We will be focusing on the variable drive_end
There are 4 ways in the data that a touchdown can end: Touchdown, Field Goal, Punt, Turnover
Let’s perform a hypothesis test to answer the question “Do 20% of all drives end in touchdowns?”
\[H_0: \pi = 0.20 \\ H_a: \pi \ne 0.20\]
For a single parameter, test statistics follow the same general pattern:
\[z = \frac{\textrm{statistic} - \textrm{null value}}{\textrm{standard error}}\]
If we are interested in learning about a single proportion, our test statistic is:
\[z = \frac{p - \pi_0}{\sqrt{\frac{\pi(1-\pi)}{n}}}\]

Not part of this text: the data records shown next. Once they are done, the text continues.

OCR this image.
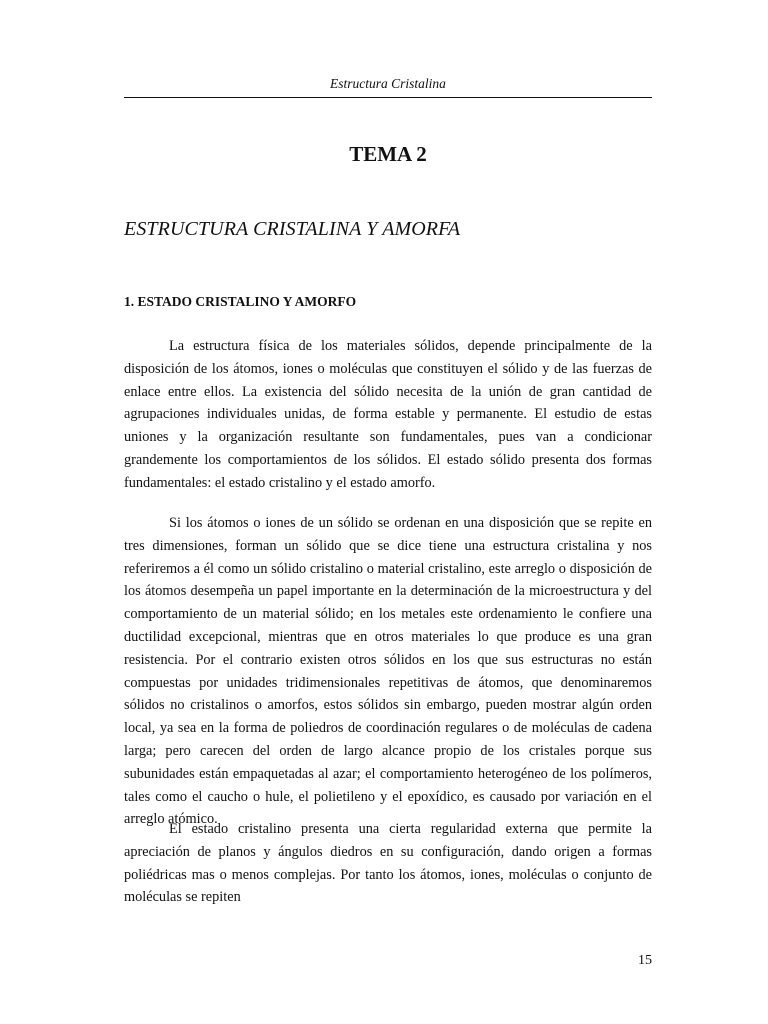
Estructura Cristalina
TEMA 2
ESTRUCTURA CRISTALINA Y AMORFA
1. ESTADO CRISTALINO Y AMORFO

La estructura física de los materiales sólidos, depende principalmente de la disposición de los átomos, iones o moléculas que constituyen el sólido y de las fuerzas de enlace entre ellos. La existencia del sólido necesita de la unión de gran cantidad de agrupaciones individuales unidas, de forma estable y permanente. El estudio de estas uniones y la organización resultante son fundamentales, pues van a condicionar grandemente los comportamientos de los sólidos. El estado sólido presenta dos formas fundamentales: el estado cristalino y el estado amorfo.

Si los átomos o iones de un sólido se ordenan en una disposición que se repite en tres dimensiones, forman un sólido que se dice tiene una estructura cristalina y nos referiremos a él como un sólido cristalino o material cristalino, este arreglo o disposición de los átomos desempeña un papel importante en la determinación de la microestructura y del comportamiento de un material sólido; en los metales este ordenamiento le confiere una ductilidad excepcional, mientras que en otros materiales lo que produce es una gran resistencia. Por el contrario existen otros sólidos en los que sus estructuras no están compuestas por unidades tridimensionales repetitivas de átomos, que denominaremos sólidos no cristalinos o amorfos, estos sólidos sin embargo, pueden mostrar algún orden local, ya sea en la forma de poliedros de coordinación regulares o de moléculas de cadena larga; pero carecen del orden de largo alcance propio de los cristales porque sus subunidades están empaquetadas al azar; el comportamiento heterogéneo de los polímeros, tales como el caucho o hule, el polietileno y el epoxídico, es causado por variación en el arreglo atómico.

El estado cristalino presenta una cierta regularidad externa que permite la apreciación de planos y ángulos diedros en su configuración, dando origen a formas poliédricas mas o menos complejas. Por tanto los átomos, iones, moléculas o conjunto de moléculas se repiten

15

We have \(\pi_0\), but need to calculate our sample proportion:
# Calculating the sample proportion using mean(drives$drive_end = "Touchdown")
td_prop <- mean(drives$drive_end == "Touchdown")
td_prop
## [1] 0.24
# And the sample size
n = nrow(drives)
# and our null value
pi0 = 0.20
We have a sample proportion of \(p = 0.24\) (24%). Our null hypothesis is 0.20 (\(\pi_0 = 0.20\)).
So we have the top of our test statistic fraction, but what about the denominator:
\[SE = \sqrt{\frac{\pi(1-\pi)}{n}}\]
We don’t have \(\pi\) (hence the hypothesis test). So what do we replace it with?
There are two choices:
For larger sample sizes, the two won’t be that different. But for smaller sample sizes, the standard errors can be very different.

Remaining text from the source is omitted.